Wolves and herons are the subject of another Native American myth. The story goes that a Blue Heron helped two weasels cross a river because they had asked it nicely. Along comes a rude wolf, demanding to be taken like the weasels across the river. The heron proceeded to fly the wolf halfway across the river and then dumped the wolf into the river to drown.
The symbolism of the heron varies by culture. It represents strength, purity and long life in China. In Native American tradition the heron symbolizes wisdom and good judgment. In ancient Egypt the heron was a symbol of creation while in Africa and Greece the heron was a messenger of the gods.
Watching a heron fish also instructs us in patience. This is particularly a good lesson for our busy, rushed lifestyles these days. They watch and wait for long periods of time, remaining alert to the presence of fish. Ultimately the heron strikes with lightning like speed and precision.

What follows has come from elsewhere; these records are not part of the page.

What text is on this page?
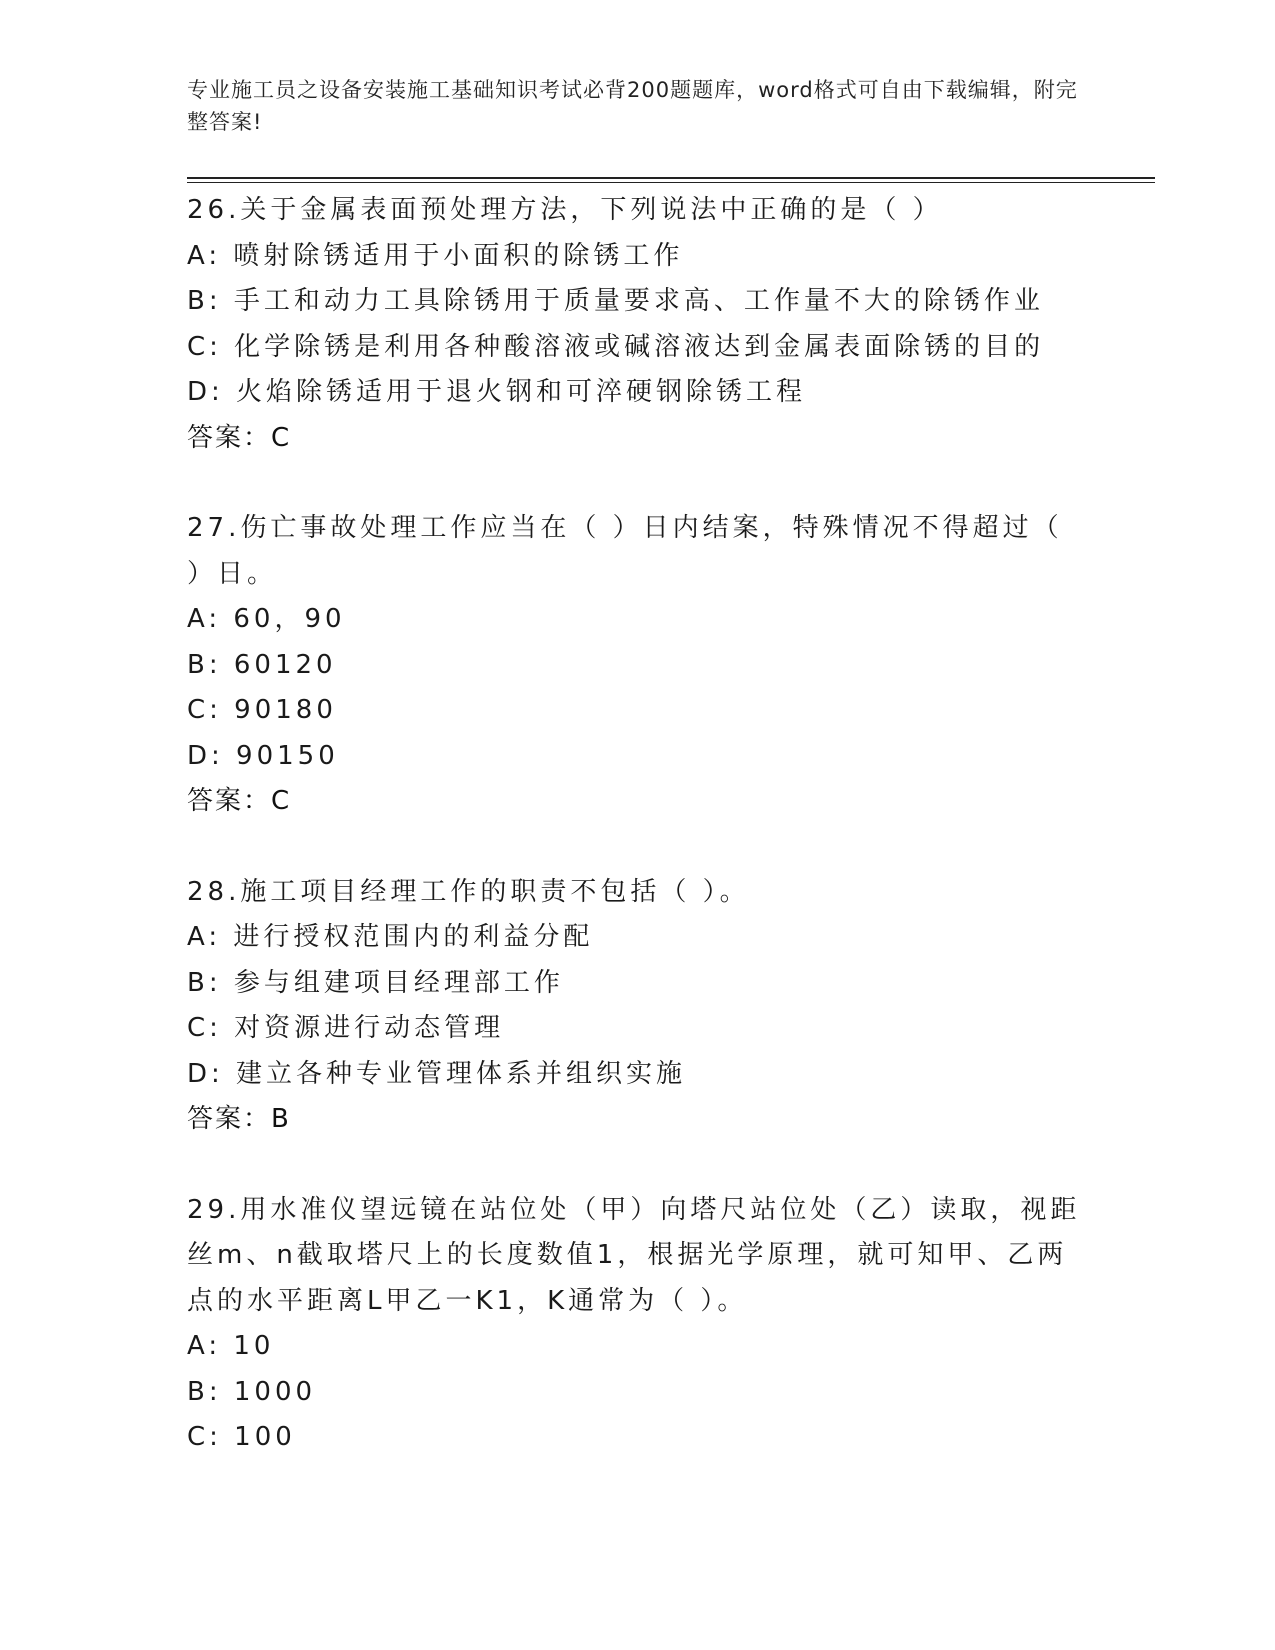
专业施工员之设备安装施工基础知识考试必背200题题库，word格式可自由下载编辑，附完整答案!
26.关于金属表面预处理方法，下列说法中正确的是（ ）
A: 喷射除锈适用于小面积的除锈工作
B: 手工和动力工具除锈用于质量要求高、工作量不大的除锈作业
C: 化学除锈是利用各种酸溶液或碱溶液达到金属表面除锈的目的
D: 火焰除锈适用于退火钢和可淬硬钢除锈工程
答案：C
27.伤亡事故处理工作应当在（ ）日内结案，特殊情况不得超过（ ）日。
A: 60，90
B: 60120
C: 90180
D: 90150
答案：C
28.施工项目经理工作的职责不包括（ ）。
A: 进行授权范围内的利益分配
B: 参与组建项目经理部工作
C: 对资源进行动态管理
D: 建立各种专业管理体系并组织实施
答案：B
29.用水准仪望远镜在站位处（甲）向塔尺站位处（乙）读取，视距丝m、n截取塔尺上的长度数值1，根据光学原理，就可知甲、乙两点的水平距离L甲乙一K1，K通常为（ ）。
A: 10
B: 1000
C: 100
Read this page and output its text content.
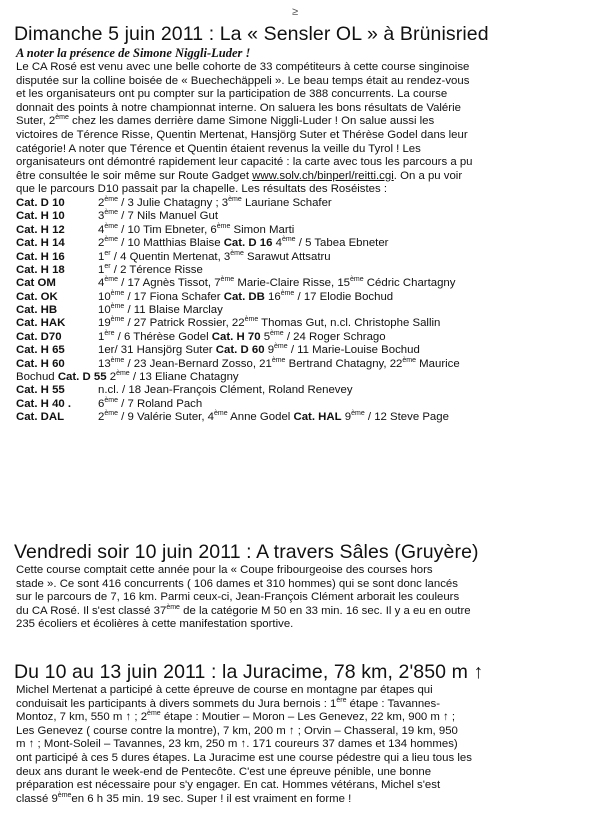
≥
Dimanche 5 juin 2011 : La « Sensler OL » à Brünisried
A noter la présence de Simone Niggli-Luder !

Le CA Rosé est venu avec une belle cohorte de 33 compétiteurs à cette course singinoise
disputée sur la colline boisée de « Buechechäppeli ». Le beau temps était au rendez-vous
et les organisateurs ont pu compter sur la participation de 388 concurrents. La course
donnait des points à notre championnat interne. On saluera les bons résultats de Valérie
Suter, 2ème chez les dames derrière dame Simone Niggli-Luder ! On salue aussi les
victoires de Térence Risse, Quentin Mertenat, Hansjörg Suter et Thérèse Godel dans leur
catégorie! A noter que Térence et Quentin étaient revenus la veille du Tyrol ! Les
organisateurs ont démontré rapidement leur capacité : la carte avec tous les parcours a pu
être consultée le soir même sur Route Gadget www.solv.ch/binperl/reitti.cgi. On a pu voir
que le parcours D10 passait par la chapelle. Les résultats des Roséistes :

Cat. D 10	2ème / 3 Julie Chatagny ; 3ème Lauriane Schafer
Cat. H 10	3ème / 7 Nils Manuel Gut
Cat. H 12	4ème / 10 Tim Ebneter, 6ème Simon Marti
Cat. H 14	2ème / 10 Matthias Blaise Cat. D 16 4ème / 5 Tabea Ebneter
Cat. H 16	1er / 4 Quentin Mertenat, 3ème Sarawut Attsatru
Cat. H 18	1er / 2 Térence Risse
Cat OM	4ème / 17 Agnès Tissot, 7ème Marie-Claire Risse, 15ème Cédric Chartagny
Cat. OK	10ème / 17 Fiona Schafer Cat. DB 16ème / 17 Elodie Bochud
Cat. HB	10ème / 11 Blaise Marclay
Cat. HAK	19ème / 27 Patrick Rossier, 22ème Thomas Gut, n.cl. Christophe Sallin
Cat. D70	1ère / 6 Thérèse Godel Cat. H 70 5ème / 24 Roger Schrago
Cat. H 65	1er/ 31 Hansjörg Suter Cat. D 60 9ème / 11 Marie-Louise Bochud
Cat. H 60	13ème / 23 Jean-Bernard Zosso, 21ème Bertrand Chatagny, 22ème Maurice
Bochud Cat. D 55 2ème / 13 Eliane Chatagny
Cat. H 55	n.cl. / 18 Jean-François Clément, Roland Renevey
Cat. H 40 . 6ème / 7 Roland Pach
Cat. DAL	2ème / 9 Valérie Suter, 4ème Anne Godel Cat. HAL 9ème / 12 Steve Page
Vendredi soir 10 juin 2011 : A travers Sâles (Gruyère)

Cette course comptait cette année pour la « Coupe fribourgeoise des courses hors
stade ». Ce sont 416 concurrents ( 106 dames et 310 hommes) qui se sont donc lancés
sur le parcours de 7, 16 km. Parmi ceux-ci, Jean-François Clément arborait les couleurs
du CA Rosé. Il s'est classé 37ème de la catégorie M 50 en 33 min. 16 sec. Il y a eu en outre
235 écoliers et écolières à cette manifestation sportive.

Du 10 au 13 juin 2011 : la Juracime, 78 km, 2'850 m ↑

Michel Mertenat a participé à cette épreuve de course en montagne par étapes qui
conduisait les participants à divers sommets du Jura bernois : 1ère étape : Tavannes-
Montoz, 7 km, 550 m ↑ ; 2ème étape : Moutier – Moron – Les Genevez, 22 km, 900 m ↑ ;
Les Genevez ( course contre la montre), 7 km, 200 m ↑ ; Orvin – Chasseral, 19 km, 950
m ↑ ; Mont-Soleil – Tavannes, 23 km, 250 m ↑. 171 coureurs 37 dames et 134 hommes)
ont participé à ces 5 dures étapes. La Juracime est une course pédestre qui a lieu tous les
deux ans durant le week-end de Pentecôte. C'est une épreuve pénible, une bonne
préparation est nécessaire pour s'y engager. En cat. Hommes vétérans, Michel s'est
classé 9èmeen 6 h 35 min. 19 sec. Super ! il est vraiment en forme !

Herons are also believed to be symbols of good luck, particularly when they land on your home or even shed a feather on your property. Not a bad way at all to start out a new year!
From all the critters, stock, and folks at Medicine Spirit Ranch, we wish you wonderful holidays.
Beauty is everywhere, if we are not too distracted to look for it.
Recent rains increased the flow in Sugar Creek over “Hidden Falls” at our ranch with water cascading over a rocky ledge into a foamy pool below. This welcome rain also promises a wonderful crop of spring wildflowers for the Texas Hill Country. Mother Nature is benevolent to us, all we have to do is stop and enjoy her gifts. These gifts may take the form of majestic cloud formations, striking sunrises and sunsets, beautiful autumnal colors, and inspiring landscapes.
A waterfall at Hidden Falls Ranch, November 2016
Hopefully we will each take a few moments to allow the healing power of nature to soak into us much like the warming rays of the sun, heightening out spirits and applying balm to our hurts.